UK Seeks Far-reaching Open Skies with EU Post-Brexit
Wish list includes seventh and ninth freedom rights

The UK government on Friday released a long-awaited document spelling out its ambitions for air transport with the EU after it leaves the bloc at the end of March next year. Its proposal for market access envisions the continuation of current arrangements for UK and EU licensed air carriers to operate services to, from, and “wholly within the territory of the UK and the EU on an equal basis,” including maintenance of seventh and ninth freedom rights – respectively, the right to fly between two foreign countries while not offering flights to one’s own country; and the right to fly within a foreign country without continuing to one’s own country.


In other words, the British government seeks to continue participation in the single aviation market after it exits the EU.


The proposal most likely will not sit well with a number of established EU carriers and their home countries, who will argue one can’t decide to leave the EU and expect the same rights afforded to EU members. A position paper of Airline Coordination Platform-members Lufthansa Group, Air France-KLM, SAS and TAP Portugal calls for basic third and fourth freedom traffic rights – the right to fly from one’s home country to a foreign state and to fly from a foreign state back to one’s home country – post Brexit. Additional traffic rights, the lobby group asserted in the paper, should depend on the extent of regulatory alignment, including on passenger rights, slots, fair competition, and the participation in the EU emissions trading scheme for airlines, as well as the recognition by the UK of the jurisdiction of the European Court of Justice.

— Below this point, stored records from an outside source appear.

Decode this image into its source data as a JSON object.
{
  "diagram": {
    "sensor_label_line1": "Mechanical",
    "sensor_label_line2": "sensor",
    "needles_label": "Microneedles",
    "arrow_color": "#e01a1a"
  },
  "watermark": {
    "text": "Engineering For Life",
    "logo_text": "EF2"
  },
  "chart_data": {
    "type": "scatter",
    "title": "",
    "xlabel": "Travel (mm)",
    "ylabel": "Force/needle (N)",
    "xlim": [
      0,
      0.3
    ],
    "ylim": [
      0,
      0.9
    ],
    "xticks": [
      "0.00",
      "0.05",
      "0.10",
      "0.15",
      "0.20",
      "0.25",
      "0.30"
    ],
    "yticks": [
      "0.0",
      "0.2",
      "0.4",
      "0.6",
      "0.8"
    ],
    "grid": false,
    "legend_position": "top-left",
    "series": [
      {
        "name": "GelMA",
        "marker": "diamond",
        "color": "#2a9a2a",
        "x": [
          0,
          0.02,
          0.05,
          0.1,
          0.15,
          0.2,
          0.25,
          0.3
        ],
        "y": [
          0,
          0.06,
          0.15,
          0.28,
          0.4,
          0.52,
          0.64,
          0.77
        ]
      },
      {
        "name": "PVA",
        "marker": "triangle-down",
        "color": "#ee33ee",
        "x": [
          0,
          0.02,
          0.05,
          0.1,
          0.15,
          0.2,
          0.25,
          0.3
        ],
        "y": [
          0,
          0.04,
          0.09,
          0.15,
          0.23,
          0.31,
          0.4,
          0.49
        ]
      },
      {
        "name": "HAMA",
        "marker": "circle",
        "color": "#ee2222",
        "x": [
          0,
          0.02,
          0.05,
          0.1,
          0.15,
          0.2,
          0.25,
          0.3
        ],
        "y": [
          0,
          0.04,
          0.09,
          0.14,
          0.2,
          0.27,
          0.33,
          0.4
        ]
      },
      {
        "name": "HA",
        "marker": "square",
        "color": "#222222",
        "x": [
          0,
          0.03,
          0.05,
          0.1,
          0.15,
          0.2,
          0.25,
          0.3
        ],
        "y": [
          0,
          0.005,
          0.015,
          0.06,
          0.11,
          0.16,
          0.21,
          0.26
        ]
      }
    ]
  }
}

The latter, however, represents a red line for the government of UK Prime Minister Theresa May.


The UK parliament’s European Union Committee on Friday published its latest report on UK-EU relations post-Brexit, concluding that the UK and EU have approached the negotiations with too great a focus on “red lines,” which, said the report, increases the risk that they won’t reach an agreement on the future relationship. Aviation is one of the topics on which the two parties clearly disagree, it noted, calling on negotiators to acknowledge the need for compromises.


Airlines with extensive intra-EU traffic such as Ireland’s Ryanair and Hungarian LCC Wizz Air have already established a UK AOC that would allow them to operate British-registered aircraft under third or fourth freedom rights. London-based easyJet created an Austrian airline to secure its intra-EU route rights post-Brexit.


Last year 164 million passengers traveled by air between the UK and the EU. Some 185 airports in the EU offer at least a weekly UK service, according to the UK government’s framework proposal. 


The UK and the US expect to agree on terms of an open skies in the coming weeks, though formal signing of the accord cannot happen as long as the UK belongs to the EU.